PRENTICE HALL LITERATURE: Timeless Voices, Timeless Themes 

Author Biographies

V. S. Naipaul
(b. 1932)

Vidiadhar Surajprasad Naipaul is a writer of fiction as well as nonfiction. His novels are about people in developing nations who are seeking an identity and trying to make sense of their lives. A House for Mr. Biswas (1961) won him major recognition. The novel deals with the clash of old Indian culture with modern Creole society in the West Indies. His nonfiction works, such as An Area of Darkness (1964) and India: A Wounded Civilization (1977), deal with Third World societies in conflict.

Naipaul is descended from Hindu Indians who had immigrated to Trinidad as indentured servants to work on the West Indian sugar plantations. Naipaul's father was a popular journalist with the Trinidad Guardian, a leading newspaper in Trinidad, for many years. His father's career and love of writing was a significant influence on Naipaul. In fact, the main character in A House for Mr. Biswas is modeled on his father.
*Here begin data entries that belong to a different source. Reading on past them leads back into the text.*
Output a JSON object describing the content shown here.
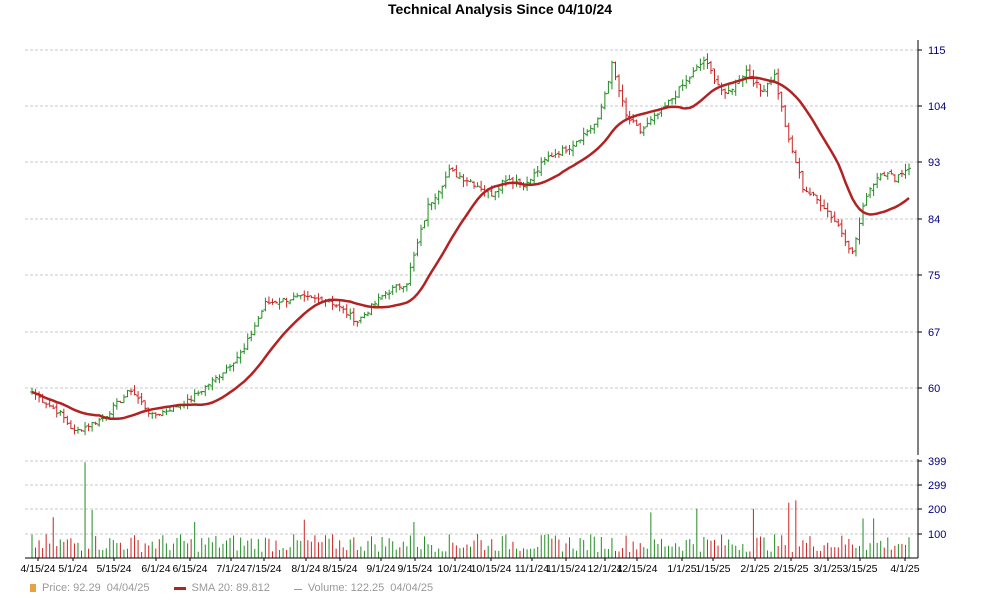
{
  "chart_data": {
    "type": "ohlc",
    "title": "Technical Analysis Since 04/10/24",
    "price_axis": {
      "ticks": [
        60,
        67,
        75,
        84,
        93,
        104,
        115
      ],
      "ylim": [
        52,
        115
      ]
    },
    "volume_axis": {
      "ticks": [
        100,
        200,
        299,
        399
      ],
      "ylim": [
        0,
        399
      ]
    },
    "x_tick_labels": [
      "4/15/24",
      "5/1/24",
      "5/15/24",
      "6/1/24",
      "6/15/24",
      "7/1/24",
      "7/15/24",
      "8/1/24",
      "8/15/24",
      "9/1/24",
      "9/15/24",
      "10/1/24",
      "10/15/24",
      "11/1/24",
      "11/15/24",
      "12/1/24",
      "12/15/24",
      "1/1/25",
      "1/15/25",
      "2/1/25",
      "2/15/25",
      "3/1/25",
      "3/15/25",
      "4/1/25"
    ],
    "price_series": {
      "name": "Price",
      "close_anchors": [
        [
          0,
          59.5
        ],
        [
          8,
          56.8
        ],
        [
          12,
          54.5
        ],
        [
          20,
          56.2
        ],
        [
          28,
          59.8
        ],
        [
          34,
          56.5
        ],
        [
          44,
          58.3
        ],
        [
          52,
          61.2
        ],
        [
          60,
          64.8
        ],
        [
          66,
          71.0
        ],
        [
          74,
          71.8
        ],
        [
          84,
          71.5
        ],
        [
          92,
          68.5
        ],
        [
          100,
          72.5
        ],
        [
          106,
          74.0
        ],
        [
          112,
          86.0
        ],
        [
          118,
          91.5
        ],
        [
          124,
          90.0
        ],
        [
          130,
          88.0
        ],
        [
          134,
          90.5
        ],
        [
          140,
          89.5
        ],
        [
          146,
          94.0
        ],
        [
          152,
          96.0
        ],
        [
          160,
          101.0
        ],
        [
          164,
          112.0
        ],
        [
          168,
          102.0
        ],
        [
          172,
          99.0
        ],
        [
          178,
          103.0
        ],
        [
          184,
          108.0
        ],
        [
          190,
          113.0
        ],
        [
          196,
          106.0
        ],
        [
          202,
          111.0
        ],
        [
          206,
          107.0
        ],
        [
          210,
          110.0
        ],
        [
          214,
          97.0
        ],
        [
          218,
          89.0
        ],
        [
          224,
          86.0
        ],
        [
          228,
          83.0
        ],
        [
          232,
          78.5
        ],
        [
          236,
          88.0
        ],
        [
          240,
          91.5
        ],
        [
          244,
          90.5
        ],
        [
          248,
          92.3
        ]
      ]
    },
    "volume_series": {
      "name": "Volume",
      "spikes": [
        [
          54,
          170
        ],
        [
          85,
          399
        ],
        [
          91,
          200
        ],
        [
          196,
          150
        ],
        [
          303,
          160
        ],
        [
          414,
          150
        ],
        [
          477,
          100
        ],
        [
          651,
          190
        ],
        [
          697,
          205
        ],
        [
          752,
          205
        ],
        [
          789,
          230
        ],
        [
          797,
          240
        ],
        [
          863,
          165
        ],
        [
          875,
          165
        ]
      ]
    },
    "sma_series": {
      "name": "SMA 20",
      "window": 20
    },
    "legend": [
      {
        "key": "price",
        "label": "Price: 92.29",
        "date": "04/04/25",
        "color": "#e8a040"
      },
      {
        "key": "sma",
        "label": "SMA 20: 89.812",
        "date": "",
        "color": "#b22222"
      },
      {
        "key": "volume",
        "label": "Volume: 122.25",
        "date": "04/04/25",
        "color": "#5fb0b0"
      }
    ],
    "up_color": "#228b22",
    "down_color": "#cc2222",
    "sma_color": "#b22222",
    "axis_label_color": "#000080",
    "grid": true
  }
}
Born in Caguanas, Trinidad, Naipaul attended school in the capital city of Port of Spain. He went to Oxford University in England in 1950 and then settled in London, working at a variety of jobs before gaining success as a writer. Naipaul won the Nobel Prize for Literature in 2001, for his body of work, which has served to raise the consciousness of readers about the histories and conflicts of many nations in the world.